There are no new ideas, but sometimes it feels like there are.
My friend Ben once told the story of a day when he was alone at his home in Pittsburgh and his appetite inspired him to re-fry some leftover re-fried beans. Thinking that the meal could use some substance, he added some ground meat to the sizzling stuff on the stovetop, which seemed a bit dry, so he searched in the 'fridge' and found some sort of tomato sauce and he stirred that in with a wooden spoon. And just about the point where he was jazzing it up with some onions and peppers, in a moment where we can pretend that he said, "Eureka!" a bigger understanding dawned upon him which he explained by saying that it was then that he realized, "I just invented chili!"
Last Tuesday I was standing in front of my stove, cracking eggs into a pan and thinking about the Mayans. I was thinking that though I don't think any them thought that the world was going to end at the end of their calendar, I was glad that it didn't. Then I got to thinking that I should chop up a turkey hot dog that has been lingering in my icebox and fry it with my eggs.

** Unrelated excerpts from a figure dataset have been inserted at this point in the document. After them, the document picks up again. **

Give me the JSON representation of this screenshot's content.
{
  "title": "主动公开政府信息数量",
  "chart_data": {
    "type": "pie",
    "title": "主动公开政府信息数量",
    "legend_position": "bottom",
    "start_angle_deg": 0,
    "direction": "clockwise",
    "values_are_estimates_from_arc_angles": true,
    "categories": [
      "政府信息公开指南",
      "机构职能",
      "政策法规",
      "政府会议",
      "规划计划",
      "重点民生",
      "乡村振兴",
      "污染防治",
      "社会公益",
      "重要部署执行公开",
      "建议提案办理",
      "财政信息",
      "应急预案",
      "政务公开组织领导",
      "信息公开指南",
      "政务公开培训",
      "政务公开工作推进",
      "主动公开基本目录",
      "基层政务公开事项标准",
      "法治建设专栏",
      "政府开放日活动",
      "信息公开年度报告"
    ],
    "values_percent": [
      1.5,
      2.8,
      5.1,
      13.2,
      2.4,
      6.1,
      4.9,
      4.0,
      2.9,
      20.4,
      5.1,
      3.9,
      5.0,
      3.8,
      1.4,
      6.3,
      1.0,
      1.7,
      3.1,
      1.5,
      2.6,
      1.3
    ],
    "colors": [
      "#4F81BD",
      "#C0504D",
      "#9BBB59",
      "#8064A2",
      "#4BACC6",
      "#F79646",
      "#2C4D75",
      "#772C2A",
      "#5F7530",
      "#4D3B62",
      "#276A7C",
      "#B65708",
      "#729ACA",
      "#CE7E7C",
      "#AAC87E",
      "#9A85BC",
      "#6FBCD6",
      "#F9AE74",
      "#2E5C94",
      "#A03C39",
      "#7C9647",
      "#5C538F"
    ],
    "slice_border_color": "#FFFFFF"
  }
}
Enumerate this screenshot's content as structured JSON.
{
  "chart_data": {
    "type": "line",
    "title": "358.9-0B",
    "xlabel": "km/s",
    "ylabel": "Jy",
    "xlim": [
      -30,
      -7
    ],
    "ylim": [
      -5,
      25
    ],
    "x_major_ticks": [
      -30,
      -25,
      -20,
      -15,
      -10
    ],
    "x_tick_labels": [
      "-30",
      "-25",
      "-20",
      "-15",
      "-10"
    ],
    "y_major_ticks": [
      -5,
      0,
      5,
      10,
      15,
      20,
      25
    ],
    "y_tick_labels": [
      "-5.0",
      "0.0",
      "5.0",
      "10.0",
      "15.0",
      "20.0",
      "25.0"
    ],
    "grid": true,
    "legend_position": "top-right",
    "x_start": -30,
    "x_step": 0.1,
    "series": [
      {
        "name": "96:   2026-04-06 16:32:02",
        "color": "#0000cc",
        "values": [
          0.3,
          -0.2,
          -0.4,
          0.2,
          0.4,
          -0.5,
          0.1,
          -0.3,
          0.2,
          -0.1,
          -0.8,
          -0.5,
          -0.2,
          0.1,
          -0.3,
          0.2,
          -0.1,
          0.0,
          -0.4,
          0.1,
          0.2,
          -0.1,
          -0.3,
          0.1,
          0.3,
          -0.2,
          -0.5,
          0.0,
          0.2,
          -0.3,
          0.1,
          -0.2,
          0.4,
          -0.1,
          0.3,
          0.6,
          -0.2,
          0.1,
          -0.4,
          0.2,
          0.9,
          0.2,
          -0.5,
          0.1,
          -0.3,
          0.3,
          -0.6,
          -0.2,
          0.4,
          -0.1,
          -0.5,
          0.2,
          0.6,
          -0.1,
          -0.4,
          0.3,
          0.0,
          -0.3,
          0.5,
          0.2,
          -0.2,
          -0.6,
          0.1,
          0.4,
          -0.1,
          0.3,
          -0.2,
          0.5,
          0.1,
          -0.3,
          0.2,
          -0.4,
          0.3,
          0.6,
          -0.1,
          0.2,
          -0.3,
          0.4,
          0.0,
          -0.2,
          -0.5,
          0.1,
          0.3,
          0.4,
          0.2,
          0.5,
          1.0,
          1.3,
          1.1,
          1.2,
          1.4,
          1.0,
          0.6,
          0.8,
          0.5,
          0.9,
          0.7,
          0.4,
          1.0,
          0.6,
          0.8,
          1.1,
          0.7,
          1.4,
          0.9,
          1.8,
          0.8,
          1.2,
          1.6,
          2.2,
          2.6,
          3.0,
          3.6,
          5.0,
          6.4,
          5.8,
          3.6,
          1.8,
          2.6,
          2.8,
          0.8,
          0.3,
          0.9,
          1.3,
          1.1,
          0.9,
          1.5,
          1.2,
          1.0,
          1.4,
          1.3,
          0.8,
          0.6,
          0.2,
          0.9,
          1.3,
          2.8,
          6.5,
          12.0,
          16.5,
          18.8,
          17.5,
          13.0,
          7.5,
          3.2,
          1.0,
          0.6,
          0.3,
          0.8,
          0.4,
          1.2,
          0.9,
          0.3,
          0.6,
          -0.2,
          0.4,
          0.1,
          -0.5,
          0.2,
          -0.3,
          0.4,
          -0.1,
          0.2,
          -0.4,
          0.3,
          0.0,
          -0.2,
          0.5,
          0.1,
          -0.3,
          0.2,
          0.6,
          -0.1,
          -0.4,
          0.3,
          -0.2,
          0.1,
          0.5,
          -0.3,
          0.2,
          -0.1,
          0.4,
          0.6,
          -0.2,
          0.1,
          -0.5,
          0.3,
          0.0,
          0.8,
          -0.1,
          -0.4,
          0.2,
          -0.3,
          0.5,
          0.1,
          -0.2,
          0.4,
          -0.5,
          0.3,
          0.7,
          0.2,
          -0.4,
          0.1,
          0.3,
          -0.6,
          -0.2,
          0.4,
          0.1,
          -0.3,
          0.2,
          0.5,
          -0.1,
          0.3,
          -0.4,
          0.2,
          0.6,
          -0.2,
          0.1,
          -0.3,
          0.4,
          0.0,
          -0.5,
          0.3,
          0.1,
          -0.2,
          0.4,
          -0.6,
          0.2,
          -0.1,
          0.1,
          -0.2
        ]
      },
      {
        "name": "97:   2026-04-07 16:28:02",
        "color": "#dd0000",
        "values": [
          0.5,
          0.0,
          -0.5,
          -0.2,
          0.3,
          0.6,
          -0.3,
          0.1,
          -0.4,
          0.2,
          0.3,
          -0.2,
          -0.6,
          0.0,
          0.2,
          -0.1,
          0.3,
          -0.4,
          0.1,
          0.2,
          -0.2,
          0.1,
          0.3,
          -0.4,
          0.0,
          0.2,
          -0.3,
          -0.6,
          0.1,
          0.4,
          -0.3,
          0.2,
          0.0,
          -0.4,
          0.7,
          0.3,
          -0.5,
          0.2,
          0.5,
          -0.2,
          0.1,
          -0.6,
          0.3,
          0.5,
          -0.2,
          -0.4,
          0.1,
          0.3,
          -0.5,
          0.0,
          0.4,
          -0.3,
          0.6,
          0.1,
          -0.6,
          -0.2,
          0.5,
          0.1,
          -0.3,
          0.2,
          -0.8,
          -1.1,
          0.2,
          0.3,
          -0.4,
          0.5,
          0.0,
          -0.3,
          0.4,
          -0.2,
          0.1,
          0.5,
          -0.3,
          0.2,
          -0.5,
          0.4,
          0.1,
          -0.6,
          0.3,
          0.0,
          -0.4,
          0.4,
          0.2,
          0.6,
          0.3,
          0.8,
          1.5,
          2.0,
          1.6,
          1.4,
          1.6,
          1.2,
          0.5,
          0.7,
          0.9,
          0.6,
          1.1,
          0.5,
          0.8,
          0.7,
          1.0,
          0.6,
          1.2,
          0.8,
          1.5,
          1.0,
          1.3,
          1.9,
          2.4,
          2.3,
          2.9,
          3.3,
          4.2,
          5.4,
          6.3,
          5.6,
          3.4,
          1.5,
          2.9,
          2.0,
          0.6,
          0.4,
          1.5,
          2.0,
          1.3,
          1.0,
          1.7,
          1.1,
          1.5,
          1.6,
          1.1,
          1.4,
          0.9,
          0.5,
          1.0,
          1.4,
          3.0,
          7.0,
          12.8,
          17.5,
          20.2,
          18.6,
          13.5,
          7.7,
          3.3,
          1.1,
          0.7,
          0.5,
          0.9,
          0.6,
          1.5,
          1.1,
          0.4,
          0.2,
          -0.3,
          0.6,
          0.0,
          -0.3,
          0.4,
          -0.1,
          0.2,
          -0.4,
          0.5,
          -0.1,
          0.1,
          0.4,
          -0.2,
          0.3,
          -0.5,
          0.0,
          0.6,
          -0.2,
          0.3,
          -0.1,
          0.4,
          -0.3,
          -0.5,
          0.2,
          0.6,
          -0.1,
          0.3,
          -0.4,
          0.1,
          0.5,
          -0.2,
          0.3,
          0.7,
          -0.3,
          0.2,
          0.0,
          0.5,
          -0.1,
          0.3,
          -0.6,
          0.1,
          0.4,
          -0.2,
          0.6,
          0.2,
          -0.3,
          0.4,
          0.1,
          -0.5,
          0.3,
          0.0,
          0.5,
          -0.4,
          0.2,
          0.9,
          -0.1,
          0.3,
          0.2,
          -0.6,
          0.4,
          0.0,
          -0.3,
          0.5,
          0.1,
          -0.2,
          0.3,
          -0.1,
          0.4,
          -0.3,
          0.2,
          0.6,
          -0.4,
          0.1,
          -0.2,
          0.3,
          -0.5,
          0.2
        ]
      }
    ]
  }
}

I am not an expert on the Mayans. I don't even have PBS. But what I do know, or at least what I believe to be true from what I have learned from random reading, hanging out with philosophy majors and watching TV, is that early civilizations probably knew a lot of things that we have since forgotten. And then I remembered that I had a couple of slices of cheese and I dug that out from behind my almost empty olive and pickle jars. And, what if I chopped up a couple of olives and fried them too?
I may be wrong when I say that there are no new ideas. It is like when you say that there are no new songs. Two thirds of all great singles are just the same three guitar chords rearranged beneath slightly different words being sung to similar tunes. Or so somebody who is trying to act smart might say until someone like Willie Nelson comes along and fills sixty albums singing a different story every time.
But it is awfully difficult to come up with new ideas – things that no one has ever thought before. Try and tell a joke that is not just an old one recycled. And science is just about to the point that it knows almost everything. Or thinks it does, anyway. So if there are no new ideas, there needs to be new ways to consider the ones we presently believe to be true.
I don't think that the Mayan end was meant to be seen as one as much a new beginning. I am keeping my fingers crossed in hopes of an age of enlightenment. I think that we are ripe for new insights that allow for new ideas. Perhaps some new truth will become evident that will inspire science and religion to quit butting their heads and together learn to believe.
While I was out digging through my glove box looking for a packet of Taco Bell hot sauce I let my eggs over fry and it is reassuring how little smoke it takes to set off my fire alarm. I did not get to say, "Eureka! I have discovered the omelet!" I did make a loud dramatic exclamation, but is not suitable for print.
Then with my ears ringing and the frustrating and embarrassing meaning of the moment sinking in I held that frying pan like a mirror and had a minor epiphany. Looking deep into its burnt tones and textures, its swirls of yokish yellow and its strange crispy state somewhere between steaming and smoldering, I saw my failure in the kitchen as a low level work of expressionism, a public service announcement and a self-portrait in a skillet.
This is what your life has become. This is your mind nearing middle age: a cheesy and charred overdone dinner for one.
There are no new ideas. I ripped that off that frying pan thing from an old anti-drug commercial and even the Mayans probably knew about chili. But somehow I feel like I've created something here, even if it is only just another way to laugh at myself.
It would be convenient to end this thing with a Mayan end of the world joke, but at this point we have heard them all before.